Segundo a investigação, os honorários periciais foram fixados em 0,1% sobre o passivo bilionário da 123 Milhas, o que resultou em cerca de R$ 2,3 milhões. O valor é considerado acima do que é usualmente praticado em casos semelhantes.
O levantamento desses valores foi autorizado pelo próprio relator antes do trânsito em julgado da ação e sem que as impugnações pendentes tivessem sido resolvidas. Ainda de acordo com os autos, todas as decisões monocráticas relevantes proferidas pelo desembargador foram posteriormente revertidas pelo órgão colegiado da câmara.
Para a corregedoria, esse cenário não encontra paralelo na jurisprudência ordinária e constitui forte indício de atuação incompatível com os deveres funcionais “distinguindo-se da mera divergência jurisdicional para ingressar no campo da infração disciplinar”.
Para o CNJ, a substituição dos administradores judiciais na segunda instância também pode ter ignorado etapas do processo, desrespeitado o juiz responsável pelo caso e invadido competência que caberia ao primeiro grau.
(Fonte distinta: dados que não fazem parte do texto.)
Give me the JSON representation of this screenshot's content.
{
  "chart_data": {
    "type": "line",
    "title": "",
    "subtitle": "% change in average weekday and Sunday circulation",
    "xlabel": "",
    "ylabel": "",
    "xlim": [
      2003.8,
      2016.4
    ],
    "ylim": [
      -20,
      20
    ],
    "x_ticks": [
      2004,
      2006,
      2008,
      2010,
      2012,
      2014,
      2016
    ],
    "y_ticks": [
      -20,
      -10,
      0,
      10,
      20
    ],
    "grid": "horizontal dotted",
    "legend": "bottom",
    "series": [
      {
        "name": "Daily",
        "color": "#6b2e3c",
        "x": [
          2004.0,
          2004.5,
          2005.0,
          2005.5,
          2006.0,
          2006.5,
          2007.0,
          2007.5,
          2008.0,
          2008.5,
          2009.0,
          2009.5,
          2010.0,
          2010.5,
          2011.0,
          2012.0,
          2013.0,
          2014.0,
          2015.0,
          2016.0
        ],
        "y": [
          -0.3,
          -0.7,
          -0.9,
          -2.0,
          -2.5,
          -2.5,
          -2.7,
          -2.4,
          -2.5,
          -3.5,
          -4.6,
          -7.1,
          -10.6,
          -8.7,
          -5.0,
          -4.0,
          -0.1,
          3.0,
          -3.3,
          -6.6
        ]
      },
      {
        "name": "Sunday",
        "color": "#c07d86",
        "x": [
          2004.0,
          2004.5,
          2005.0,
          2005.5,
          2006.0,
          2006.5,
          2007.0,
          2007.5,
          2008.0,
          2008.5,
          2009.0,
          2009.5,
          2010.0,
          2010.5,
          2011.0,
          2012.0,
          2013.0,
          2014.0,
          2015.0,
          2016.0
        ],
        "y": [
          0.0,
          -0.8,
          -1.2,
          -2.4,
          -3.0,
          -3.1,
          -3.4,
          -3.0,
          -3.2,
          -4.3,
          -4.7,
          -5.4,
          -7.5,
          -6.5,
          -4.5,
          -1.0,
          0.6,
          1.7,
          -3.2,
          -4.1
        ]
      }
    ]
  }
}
O cenário, conforme apurou O Fator, se agravou porque os novos administradores eram os mesmos peritos já indicados pelo relator, o que ampliou as suspeitas de direcionamento e favorecimento.
O afastamento, na época, foi considerado necessário para “assegurar a instrução do procedimento disciplinar”, “preservar a integridade das provas” e “impedir a continuidade de práticas tidas como infracionais”, sobretudo diante da proximidade do julgamento de recurso principal vinculado à mesma recuperação judicial.
“A independência funcional do magistrado não se confunde com imunidade disciplinar, sendo legítima a atuação correicional do CNJ quando a conduta funcional — e não o mérito das decisões — evidencia indícios de parcialidade, favoritismo e desvio de finalidade, nos termos do art. 103-B, § 4º, III, da Constituição Federal”, disse à época o CNJ.
O que disse o TJMG
Na época do afastamento, o tribunal mineiro disse, por meio de nota, que a Corte adotou todas as providências para o cumprimento das determinações e que o procedimento segue em curso na Corregedoria Nacional de Justiça: “O TJMG reafirma o seu compromisso com a legalidade e a apuração devida dos fatos, e seguirá colaborando e cumprindo as determinações do CNJ”.